UD researchers are developing materials to build infrastructure on the moon and beyond
Building material samples from the University of Delaware spent six months mounted outside of the International Space Station, where the harsh conditions of low Earth orbit tested their limits. Some returned with higher measured strength than identical samples stored on Earth.
The findings are a promising sign for the long-term goal of building infrastructure on the moon. There are no lunar supply yards, and transporting building materials from Earth would be prohibitively expensive. The solution may lie underfoot, in the form of lunar dust known as regolith.
“Regolith is essentially a clay-like silicate material,” said Norman Wagner, Unidel Robert L. Pigford Chair in Chemical Engineering. “It is one of the most abundant materials on both Earth and the moon, which makes it interesting for construction.”
Wagner’s laboratory develops geopolymers, a cement alternative that binds clays into a strong solid through chemical reactions rather than high-temperature manufacturing. Their goal is to use regolith with minimal additives to produce construction materials without energy-intensive processing. The approach could contribute to more sustainable Earth-based construction, too.
To evaluate how geopolymers hold up in space, the UD team sent thin plates made from commercially available simulated lunar and Martian regolith to the International Space Station as part of NASA’s MISSE-20 mission.
“You cannot fully understand how materials behave in space until you actually test them in space,” said Wagner. “It is a hostile environment. Temperature swings, radiation and micrometeorite impacts all matter.”
The thin plates were mounted outside the space station and exposed to low-Earth-orbit conditions for about half a year, then compared with identical samples stored on Earth. The findings, published in Advances in Space Research, showed the geopolymers did not deteriorate, and in some cases were stronger after their time in orbit.
Astronaut working with the Materials International Space Station Experiment (MISSE). Credit: NASA/MSFC
Lunar construction materials must not only survive space conditions, they also must be reliably manufactured on-site. In a separate study in Acta Astronautica, Wagner’s team used artificial intelligence to tackle a practical challenge: not all lunar clays are the same. The researchers developed a machine learning model that can predict how strong a geopolymer will be based on the characteristics of the starting regolith and how it is processed.
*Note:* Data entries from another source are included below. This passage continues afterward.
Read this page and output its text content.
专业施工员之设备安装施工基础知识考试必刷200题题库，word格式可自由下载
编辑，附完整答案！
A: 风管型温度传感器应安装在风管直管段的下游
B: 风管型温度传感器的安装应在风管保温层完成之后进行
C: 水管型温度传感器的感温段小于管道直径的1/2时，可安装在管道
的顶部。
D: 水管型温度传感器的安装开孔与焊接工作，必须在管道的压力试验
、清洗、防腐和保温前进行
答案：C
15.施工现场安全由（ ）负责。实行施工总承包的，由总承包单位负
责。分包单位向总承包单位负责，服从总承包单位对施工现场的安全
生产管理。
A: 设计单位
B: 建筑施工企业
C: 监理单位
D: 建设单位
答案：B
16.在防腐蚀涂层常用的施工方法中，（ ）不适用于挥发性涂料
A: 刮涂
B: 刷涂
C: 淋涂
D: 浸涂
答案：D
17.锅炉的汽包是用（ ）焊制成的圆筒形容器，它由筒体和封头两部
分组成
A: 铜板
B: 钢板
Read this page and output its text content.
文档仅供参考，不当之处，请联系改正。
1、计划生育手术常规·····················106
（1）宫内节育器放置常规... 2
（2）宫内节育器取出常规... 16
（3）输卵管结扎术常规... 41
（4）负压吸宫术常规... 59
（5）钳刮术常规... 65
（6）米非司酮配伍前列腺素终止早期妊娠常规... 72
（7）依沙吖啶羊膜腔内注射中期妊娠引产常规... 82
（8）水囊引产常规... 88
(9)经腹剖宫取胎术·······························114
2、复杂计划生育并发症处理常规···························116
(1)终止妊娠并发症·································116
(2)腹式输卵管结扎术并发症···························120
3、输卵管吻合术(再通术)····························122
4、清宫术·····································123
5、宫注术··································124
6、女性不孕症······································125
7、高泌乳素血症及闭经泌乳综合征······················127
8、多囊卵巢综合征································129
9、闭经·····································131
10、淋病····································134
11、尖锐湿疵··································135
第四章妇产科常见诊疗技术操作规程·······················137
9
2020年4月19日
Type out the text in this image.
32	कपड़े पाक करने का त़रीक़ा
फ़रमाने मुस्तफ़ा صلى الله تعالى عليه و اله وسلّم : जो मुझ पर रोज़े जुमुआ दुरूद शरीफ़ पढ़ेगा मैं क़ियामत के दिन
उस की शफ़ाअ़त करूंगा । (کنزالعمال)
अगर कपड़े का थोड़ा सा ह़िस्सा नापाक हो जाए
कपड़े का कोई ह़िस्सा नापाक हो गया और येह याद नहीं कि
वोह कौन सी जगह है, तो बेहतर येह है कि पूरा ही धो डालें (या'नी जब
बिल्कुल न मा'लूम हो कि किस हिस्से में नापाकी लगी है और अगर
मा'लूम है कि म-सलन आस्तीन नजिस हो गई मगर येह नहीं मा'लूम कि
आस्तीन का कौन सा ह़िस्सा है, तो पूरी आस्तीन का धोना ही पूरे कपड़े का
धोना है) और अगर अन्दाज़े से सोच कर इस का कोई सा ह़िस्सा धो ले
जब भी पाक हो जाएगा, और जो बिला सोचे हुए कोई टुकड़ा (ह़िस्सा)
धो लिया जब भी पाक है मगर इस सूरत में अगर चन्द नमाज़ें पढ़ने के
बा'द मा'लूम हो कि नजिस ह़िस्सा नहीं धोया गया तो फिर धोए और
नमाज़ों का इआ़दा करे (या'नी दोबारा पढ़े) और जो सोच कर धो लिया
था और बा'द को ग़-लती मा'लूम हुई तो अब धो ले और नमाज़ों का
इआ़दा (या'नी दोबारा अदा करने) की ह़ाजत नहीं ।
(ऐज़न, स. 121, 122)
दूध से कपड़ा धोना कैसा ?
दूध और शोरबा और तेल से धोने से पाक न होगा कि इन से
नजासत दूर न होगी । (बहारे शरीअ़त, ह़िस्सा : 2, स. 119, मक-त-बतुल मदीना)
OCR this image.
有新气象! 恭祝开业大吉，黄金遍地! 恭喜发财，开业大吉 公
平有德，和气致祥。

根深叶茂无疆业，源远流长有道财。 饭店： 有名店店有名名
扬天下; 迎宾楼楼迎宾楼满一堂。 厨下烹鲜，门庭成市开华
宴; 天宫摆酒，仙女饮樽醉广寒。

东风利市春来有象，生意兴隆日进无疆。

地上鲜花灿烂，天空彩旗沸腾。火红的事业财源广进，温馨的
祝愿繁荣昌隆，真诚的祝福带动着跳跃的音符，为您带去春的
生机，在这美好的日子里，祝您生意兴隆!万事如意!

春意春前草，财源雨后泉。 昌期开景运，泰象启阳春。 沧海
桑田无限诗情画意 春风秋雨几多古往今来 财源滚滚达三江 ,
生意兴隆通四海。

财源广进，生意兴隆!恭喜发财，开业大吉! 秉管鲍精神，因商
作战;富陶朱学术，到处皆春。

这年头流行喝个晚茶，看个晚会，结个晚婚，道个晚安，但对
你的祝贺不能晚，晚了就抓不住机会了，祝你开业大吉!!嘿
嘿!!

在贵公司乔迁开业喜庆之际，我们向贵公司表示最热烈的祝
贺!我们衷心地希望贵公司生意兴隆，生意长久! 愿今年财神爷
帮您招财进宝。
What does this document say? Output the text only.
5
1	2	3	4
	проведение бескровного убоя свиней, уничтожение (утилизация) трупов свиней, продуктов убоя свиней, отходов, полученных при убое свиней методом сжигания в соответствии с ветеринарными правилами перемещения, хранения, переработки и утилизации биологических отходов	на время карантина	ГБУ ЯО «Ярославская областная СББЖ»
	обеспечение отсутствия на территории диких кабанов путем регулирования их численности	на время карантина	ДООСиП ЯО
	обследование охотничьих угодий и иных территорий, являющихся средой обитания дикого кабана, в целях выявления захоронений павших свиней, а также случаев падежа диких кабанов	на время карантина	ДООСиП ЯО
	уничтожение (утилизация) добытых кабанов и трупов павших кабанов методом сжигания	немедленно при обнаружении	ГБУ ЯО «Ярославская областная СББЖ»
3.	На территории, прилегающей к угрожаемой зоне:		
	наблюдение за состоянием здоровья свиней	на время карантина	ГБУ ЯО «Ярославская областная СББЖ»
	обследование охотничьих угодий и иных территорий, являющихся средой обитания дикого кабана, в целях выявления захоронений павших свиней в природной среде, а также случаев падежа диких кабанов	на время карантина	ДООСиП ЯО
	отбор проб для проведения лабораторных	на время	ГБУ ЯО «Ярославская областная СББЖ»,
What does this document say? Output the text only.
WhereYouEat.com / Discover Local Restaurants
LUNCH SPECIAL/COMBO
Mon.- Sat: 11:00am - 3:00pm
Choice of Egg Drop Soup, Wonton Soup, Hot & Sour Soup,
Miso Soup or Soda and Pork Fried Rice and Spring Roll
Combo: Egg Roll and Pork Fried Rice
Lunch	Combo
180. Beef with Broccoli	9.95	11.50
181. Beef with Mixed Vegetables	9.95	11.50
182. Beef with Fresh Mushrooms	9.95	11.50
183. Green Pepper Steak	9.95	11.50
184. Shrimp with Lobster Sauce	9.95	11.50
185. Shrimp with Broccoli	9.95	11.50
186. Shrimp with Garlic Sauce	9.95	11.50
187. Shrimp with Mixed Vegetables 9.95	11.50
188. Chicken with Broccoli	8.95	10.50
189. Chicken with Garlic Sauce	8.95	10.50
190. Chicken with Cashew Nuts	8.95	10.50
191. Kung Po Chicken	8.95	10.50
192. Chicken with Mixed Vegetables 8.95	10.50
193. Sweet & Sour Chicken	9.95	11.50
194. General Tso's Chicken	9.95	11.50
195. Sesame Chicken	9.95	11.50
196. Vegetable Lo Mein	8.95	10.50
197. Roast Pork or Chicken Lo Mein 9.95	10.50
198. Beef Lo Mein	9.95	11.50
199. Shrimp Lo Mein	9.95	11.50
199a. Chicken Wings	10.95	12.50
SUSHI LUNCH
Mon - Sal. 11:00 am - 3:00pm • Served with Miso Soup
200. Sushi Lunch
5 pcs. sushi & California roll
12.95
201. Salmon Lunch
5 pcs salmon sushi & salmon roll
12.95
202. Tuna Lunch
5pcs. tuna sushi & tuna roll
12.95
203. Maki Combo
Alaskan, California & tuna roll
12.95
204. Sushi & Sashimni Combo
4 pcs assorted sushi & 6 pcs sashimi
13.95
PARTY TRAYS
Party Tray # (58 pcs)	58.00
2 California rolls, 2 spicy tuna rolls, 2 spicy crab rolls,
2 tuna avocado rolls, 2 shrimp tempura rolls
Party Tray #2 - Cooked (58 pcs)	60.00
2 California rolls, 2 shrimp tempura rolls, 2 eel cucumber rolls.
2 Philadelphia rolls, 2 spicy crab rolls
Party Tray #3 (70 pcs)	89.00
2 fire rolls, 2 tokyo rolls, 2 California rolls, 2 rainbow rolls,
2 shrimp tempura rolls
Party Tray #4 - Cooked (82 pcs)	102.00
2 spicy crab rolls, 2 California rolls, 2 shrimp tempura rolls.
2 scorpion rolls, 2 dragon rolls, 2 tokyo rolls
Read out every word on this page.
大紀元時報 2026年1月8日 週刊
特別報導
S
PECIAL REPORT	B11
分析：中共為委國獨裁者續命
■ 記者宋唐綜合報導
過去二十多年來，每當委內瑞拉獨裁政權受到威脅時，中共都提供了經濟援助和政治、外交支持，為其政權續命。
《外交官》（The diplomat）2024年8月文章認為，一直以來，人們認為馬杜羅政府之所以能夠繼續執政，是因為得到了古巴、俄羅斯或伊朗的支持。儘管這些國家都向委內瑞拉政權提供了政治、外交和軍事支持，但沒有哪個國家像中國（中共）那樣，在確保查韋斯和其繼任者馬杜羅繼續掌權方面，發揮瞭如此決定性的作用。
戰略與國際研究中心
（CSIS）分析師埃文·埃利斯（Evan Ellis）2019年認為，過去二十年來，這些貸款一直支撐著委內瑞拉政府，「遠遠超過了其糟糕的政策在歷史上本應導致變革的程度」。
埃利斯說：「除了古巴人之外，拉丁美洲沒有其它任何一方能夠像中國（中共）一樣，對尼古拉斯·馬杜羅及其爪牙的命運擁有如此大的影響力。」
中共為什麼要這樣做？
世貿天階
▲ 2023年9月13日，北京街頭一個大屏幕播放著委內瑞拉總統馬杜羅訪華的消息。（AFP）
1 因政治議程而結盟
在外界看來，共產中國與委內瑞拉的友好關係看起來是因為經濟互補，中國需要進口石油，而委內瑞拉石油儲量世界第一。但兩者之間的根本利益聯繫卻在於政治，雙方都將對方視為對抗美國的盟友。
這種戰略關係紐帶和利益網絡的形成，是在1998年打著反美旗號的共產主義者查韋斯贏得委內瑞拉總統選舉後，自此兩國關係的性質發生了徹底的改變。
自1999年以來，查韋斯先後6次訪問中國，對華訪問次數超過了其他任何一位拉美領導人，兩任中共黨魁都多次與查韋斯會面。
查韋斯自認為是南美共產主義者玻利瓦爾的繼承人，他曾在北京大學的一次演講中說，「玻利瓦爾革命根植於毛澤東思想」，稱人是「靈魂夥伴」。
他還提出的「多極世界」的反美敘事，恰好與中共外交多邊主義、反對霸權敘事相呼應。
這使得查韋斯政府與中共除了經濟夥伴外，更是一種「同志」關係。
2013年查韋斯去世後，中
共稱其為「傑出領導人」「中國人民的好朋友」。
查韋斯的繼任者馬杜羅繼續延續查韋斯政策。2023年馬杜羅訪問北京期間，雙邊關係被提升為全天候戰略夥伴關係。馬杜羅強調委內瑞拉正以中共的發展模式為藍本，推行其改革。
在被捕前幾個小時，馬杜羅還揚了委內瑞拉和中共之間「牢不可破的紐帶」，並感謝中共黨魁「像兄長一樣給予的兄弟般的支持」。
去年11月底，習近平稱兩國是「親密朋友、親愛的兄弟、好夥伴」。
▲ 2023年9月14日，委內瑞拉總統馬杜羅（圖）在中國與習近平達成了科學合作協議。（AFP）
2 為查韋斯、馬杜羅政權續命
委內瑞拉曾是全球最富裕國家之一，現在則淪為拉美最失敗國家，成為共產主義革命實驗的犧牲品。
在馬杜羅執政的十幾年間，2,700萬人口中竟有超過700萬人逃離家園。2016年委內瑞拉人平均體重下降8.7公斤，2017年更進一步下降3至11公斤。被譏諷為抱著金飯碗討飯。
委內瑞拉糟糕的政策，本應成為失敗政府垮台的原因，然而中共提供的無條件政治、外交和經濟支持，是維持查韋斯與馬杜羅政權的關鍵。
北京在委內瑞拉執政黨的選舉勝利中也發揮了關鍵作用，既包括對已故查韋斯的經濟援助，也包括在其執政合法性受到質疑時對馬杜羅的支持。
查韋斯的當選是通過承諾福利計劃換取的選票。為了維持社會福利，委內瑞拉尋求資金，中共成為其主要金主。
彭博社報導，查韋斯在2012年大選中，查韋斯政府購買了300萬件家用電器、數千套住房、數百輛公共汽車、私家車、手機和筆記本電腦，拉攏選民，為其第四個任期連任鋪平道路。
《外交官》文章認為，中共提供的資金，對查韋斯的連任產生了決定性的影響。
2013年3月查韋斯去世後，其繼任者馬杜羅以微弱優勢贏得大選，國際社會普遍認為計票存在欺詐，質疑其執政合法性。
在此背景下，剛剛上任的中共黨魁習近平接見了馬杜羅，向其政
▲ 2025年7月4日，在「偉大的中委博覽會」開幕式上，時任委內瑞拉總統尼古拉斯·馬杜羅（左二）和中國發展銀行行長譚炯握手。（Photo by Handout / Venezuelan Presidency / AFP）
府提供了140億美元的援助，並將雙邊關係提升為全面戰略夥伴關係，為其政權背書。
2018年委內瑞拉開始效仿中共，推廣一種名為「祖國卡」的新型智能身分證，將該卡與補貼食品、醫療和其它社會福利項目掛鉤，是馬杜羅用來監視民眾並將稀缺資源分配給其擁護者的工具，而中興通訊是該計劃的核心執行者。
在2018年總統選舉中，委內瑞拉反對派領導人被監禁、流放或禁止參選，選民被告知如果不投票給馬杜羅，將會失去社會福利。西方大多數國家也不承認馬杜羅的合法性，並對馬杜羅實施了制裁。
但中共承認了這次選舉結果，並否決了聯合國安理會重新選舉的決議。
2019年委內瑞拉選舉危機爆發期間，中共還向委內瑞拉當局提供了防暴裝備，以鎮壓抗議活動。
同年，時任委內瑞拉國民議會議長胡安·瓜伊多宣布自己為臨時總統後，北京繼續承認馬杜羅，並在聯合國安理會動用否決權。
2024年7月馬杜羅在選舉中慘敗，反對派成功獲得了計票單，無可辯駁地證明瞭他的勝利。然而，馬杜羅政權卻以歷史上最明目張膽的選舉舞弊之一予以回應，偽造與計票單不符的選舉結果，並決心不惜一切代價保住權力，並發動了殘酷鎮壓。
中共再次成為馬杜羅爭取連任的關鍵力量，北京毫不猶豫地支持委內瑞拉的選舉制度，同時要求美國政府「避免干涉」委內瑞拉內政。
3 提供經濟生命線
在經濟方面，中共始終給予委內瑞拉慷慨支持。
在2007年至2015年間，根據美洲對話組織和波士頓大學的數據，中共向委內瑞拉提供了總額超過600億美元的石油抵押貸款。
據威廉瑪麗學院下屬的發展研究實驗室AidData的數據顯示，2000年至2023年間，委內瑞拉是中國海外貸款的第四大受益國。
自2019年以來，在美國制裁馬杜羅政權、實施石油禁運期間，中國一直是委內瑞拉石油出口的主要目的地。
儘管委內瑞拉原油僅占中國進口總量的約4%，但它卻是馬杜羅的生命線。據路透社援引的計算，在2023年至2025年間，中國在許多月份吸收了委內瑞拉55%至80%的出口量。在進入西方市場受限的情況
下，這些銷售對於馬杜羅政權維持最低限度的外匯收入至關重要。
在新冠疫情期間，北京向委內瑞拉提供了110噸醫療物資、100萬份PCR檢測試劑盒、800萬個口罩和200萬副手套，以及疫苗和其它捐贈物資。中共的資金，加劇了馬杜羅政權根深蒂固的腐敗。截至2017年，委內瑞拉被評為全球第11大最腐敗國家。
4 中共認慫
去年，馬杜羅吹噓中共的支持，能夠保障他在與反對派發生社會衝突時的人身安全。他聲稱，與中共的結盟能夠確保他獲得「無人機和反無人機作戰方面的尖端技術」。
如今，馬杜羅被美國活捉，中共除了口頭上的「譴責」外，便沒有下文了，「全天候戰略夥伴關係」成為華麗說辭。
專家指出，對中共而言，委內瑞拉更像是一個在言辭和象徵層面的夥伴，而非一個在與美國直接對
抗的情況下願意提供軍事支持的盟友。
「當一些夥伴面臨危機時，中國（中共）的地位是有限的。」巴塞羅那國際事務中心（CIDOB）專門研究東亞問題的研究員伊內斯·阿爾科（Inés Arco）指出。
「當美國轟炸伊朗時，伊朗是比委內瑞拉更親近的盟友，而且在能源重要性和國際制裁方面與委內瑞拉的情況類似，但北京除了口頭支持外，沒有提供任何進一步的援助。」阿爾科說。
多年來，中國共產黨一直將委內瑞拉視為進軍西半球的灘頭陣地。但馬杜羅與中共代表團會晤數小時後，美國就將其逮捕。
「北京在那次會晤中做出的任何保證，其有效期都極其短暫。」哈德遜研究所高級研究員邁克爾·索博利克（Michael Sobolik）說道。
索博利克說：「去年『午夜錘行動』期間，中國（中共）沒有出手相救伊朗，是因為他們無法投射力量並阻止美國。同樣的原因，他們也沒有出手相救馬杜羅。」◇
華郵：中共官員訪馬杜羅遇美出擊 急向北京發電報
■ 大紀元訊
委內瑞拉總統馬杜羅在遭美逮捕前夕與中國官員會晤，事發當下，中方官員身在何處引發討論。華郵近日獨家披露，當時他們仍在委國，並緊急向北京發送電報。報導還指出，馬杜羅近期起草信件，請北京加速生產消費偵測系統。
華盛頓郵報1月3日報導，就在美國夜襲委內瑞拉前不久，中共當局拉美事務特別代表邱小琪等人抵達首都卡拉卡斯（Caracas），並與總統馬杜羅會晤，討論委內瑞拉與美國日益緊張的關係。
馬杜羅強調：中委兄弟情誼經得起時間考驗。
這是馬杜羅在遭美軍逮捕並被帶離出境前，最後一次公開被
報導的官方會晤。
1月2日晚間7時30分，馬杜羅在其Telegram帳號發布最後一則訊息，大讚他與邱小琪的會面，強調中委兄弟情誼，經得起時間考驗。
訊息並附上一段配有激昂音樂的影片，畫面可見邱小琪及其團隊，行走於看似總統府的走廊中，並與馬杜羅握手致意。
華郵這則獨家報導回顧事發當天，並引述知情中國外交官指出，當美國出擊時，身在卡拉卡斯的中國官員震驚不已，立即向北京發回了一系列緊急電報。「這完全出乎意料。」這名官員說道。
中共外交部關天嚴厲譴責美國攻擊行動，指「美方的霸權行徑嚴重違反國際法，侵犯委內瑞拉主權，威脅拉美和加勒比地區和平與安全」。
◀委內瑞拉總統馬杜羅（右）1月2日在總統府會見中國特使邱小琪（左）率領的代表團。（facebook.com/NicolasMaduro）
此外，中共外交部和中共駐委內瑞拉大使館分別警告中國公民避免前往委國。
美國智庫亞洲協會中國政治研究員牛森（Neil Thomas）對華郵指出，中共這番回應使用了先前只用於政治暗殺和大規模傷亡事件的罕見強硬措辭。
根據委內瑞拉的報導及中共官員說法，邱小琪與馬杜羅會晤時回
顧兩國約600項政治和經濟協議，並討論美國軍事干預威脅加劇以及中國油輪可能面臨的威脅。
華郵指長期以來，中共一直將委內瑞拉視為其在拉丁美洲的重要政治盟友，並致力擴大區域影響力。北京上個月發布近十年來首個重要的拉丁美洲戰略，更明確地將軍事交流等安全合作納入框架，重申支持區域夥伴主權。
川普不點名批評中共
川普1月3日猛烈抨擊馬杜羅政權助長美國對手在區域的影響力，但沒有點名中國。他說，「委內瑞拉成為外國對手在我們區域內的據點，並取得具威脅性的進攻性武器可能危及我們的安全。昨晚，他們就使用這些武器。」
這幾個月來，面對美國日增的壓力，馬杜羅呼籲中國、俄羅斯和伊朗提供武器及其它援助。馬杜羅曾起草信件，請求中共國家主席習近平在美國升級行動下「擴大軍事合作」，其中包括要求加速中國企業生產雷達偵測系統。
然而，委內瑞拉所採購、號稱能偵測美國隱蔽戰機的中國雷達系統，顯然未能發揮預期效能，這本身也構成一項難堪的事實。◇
Trained on a combination of new experimental results and data from 30 previous studies, the model can help identify promising recipes without physically testing every possibility. This approach could accelerate efforts to build with local lunar resources while reducing the amount of material that must be transported from Earth.
Complementary work from the Wagner lab offers insight into how geopolymers behave while being mixed, pumped and shaped before they harden. The researchers identified a key transition point, known as the critical gel point, at which the material shifts from a workable slurry into a solidifying structure. Mixing or shearing before that point did not affect how long the material took to harden or its final strength. This suggests that engineers may have flexibility in how they handle and process lunar construction materials, without compromising quality.
That work appears in a special issue of the Journal of Rheology focused on materials behavior beyond Earth. Wagner guest-edited the issue with collaborators Olfa D’Angelo of the University of Amsterdam and Thomas Voigtmann of the German Aerospace Center.
In the opening editorial, the guest editors note that low-gravity and space research are not solely about enabling exploration. They also provide new tools and perspectives to improve life on Earth.
In the case of geopolymers, the same characteristics that make them attractive for lunar construction—reliance on abundant raw materials and less energy-intensive production than conventional cement—could help reduce the carbon footprint of terrestrial infrastructure.
In that sense, solving the challenge of how to build on the moon may also help engineers rethink how we build at home.